The Pit of No Return (The King Henry Tapes Book 6)

Home > Fantasy > The Pit of No Return (The King Henry Tapes Book 6) > Page 85
The Pit of No Return (The King Henry Tapes Book 6) Page 85

by Richard Raley


  “If I did, we wouldn’t be back together, Miss Ward.”

  “Well, Mr. Price, let’s go make a deal with the grown-ups. As for London . . . I’ll only go if you promise not to end up in jail again. I’m not the Assistant Director of International Recruiting any longer and I won’t be able to get you out.”

  “Yeah . . . well, apparently I know a guy on the Learning Council.”

  “Part of me wants to get recognized just so I can be at your first Council meeting . . . but it’s a pretty small part.”

  “Hey, forget Ceinwyn’s spare bedroom, let’s have sex on the Learning Council’s table.”

  Both of us weren’t able to breathe after that one.

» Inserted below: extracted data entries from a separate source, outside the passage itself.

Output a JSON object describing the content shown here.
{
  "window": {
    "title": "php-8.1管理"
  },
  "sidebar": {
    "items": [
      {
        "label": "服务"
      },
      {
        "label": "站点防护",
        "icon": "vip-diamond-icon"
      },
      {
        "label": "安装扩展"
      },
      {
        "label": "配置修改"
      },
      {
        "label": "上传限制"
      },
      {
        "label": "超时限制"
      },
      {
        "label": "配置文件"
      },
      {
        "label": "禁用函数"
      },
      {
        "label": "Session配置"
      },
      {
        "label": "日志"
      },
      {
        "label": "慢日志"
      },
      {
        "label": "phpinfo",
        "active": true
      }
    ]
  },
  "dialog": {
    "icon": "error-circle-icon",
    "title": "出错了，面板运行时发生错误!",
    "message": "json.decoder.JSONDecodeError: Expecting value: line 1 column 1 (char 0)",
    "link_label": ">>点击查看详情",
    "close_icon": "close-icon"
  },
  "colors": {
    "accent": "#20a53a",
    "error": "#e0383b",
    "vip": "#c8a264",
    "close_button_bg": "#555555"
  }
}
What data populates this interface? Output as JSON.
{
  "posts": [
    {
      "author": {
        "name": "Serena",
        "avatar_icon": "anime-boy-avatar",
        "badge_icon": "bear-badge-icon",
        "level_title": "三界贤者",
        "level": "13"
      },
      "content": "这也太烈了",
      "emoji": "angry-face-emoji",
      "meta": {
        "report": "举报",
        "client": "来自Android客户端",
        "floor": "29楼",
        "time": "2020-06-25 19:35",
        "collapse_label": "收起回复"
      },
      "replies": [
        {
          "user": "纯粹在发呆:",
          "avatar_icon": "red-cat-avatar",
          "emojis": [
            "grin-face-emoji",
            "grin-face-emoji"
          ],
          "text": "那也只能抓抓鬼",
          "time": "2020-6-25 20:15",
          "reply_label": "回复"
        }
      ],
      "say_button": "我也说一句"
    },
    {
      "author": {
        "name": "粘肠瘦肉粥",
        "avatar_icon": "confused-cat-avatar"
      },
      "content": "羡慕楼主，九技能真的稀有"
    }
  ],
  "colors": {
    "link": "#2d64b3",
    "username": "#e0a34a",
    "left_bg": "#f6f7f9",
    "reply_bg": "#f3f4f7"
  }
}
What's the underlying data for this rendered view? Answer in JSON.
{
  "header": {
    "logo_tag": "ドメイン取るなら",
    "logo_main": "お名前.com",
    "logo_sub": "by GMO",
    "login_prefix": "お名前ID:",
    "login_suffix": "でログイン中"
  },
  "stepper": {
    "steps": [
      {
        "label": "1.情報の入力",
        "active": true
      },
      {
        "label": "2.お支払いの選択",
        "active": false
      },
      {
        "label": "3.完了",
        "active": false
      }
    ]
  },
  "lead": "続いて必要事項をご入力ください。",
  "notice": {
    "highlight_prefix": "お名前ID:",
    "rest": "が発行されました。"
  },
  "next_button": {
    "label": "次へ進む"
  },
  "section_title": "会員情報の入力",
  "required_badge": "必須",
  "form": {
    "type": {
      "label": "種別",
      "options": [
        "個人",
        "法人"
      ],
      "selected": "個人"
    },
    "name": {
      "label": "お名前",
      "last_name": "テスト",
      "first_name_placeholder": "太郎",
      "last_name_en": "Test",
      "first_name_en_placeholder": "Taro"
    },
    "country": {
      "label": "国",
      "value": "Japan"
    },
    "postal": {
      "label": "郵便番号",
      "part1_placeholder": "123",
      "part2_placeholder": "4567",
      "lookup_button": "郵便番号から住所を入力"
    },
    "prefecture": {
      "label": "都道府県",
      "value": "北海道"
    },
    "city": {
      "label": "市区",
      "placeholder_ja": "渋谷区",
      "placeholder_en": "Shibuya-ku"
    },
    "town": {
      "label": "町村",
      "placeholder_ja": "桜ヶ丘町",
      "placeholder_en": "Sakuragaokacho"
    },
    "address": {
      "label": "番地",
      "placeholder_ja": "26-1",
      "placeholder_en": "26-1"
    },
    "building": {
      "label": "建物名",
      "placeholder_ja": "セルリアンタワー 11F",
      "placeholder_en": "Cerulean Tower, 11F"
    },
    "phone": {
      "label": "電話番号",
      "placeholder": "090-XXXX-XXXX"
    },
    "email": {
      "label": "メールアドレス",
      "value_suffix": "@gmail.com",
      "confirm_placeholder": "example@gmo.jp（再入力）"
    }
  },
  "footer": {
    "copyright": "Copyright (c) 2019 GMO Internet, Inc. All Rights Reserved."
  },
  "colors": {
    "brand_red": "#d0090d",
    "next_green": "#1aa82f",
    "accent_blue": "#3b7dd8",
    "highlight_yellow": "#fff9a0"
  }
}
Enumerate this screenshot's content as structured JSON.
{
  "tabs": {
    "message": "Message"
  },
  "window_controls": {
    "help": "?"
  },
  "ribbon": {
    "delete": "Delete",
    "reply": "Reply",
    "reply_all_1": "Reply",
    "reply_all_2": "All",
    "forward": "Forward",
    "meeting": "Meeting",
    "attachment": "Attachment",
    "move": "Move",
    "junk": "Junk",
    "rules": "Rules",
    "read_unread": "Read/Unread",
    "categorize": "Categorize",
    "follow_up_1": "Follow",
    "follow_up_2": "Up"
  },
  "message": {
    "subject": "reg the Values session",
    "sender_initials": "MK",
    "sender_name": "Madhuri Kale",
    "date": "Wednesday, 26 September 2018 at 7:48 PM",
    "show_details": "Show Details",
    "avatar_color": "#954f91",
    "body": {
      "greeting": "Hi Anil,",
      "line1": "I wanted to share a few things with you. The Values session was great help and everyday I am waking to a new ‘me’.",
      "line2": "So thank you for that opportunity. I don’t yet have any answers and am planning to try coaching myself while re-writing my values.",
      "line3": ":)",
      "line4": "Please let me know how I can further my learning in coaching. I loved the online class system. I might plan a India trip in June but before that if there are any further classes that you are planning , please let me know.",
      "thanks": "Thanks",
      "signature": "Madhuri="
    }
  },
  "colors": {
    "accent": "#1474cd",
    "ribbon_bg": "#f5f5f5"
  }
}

  All we been through, all we still had to go through . . . at least we were back together.

  Try Number Only.

  King and his Queen.

  Volcano in the making.

  Watch out world.

  Ceinwyn’s up to bat.

  You’re next Massey.

  Session 181

  Eureka.

  Epiphany.

  Had plenty of those this week.

  Obadiah Paine was gone.

  Been dead for an hour or more by now.

  Susan was Anima Mad, but not listless and empty like Mom.

  Team Needs a Better Name was all still alive and kicking.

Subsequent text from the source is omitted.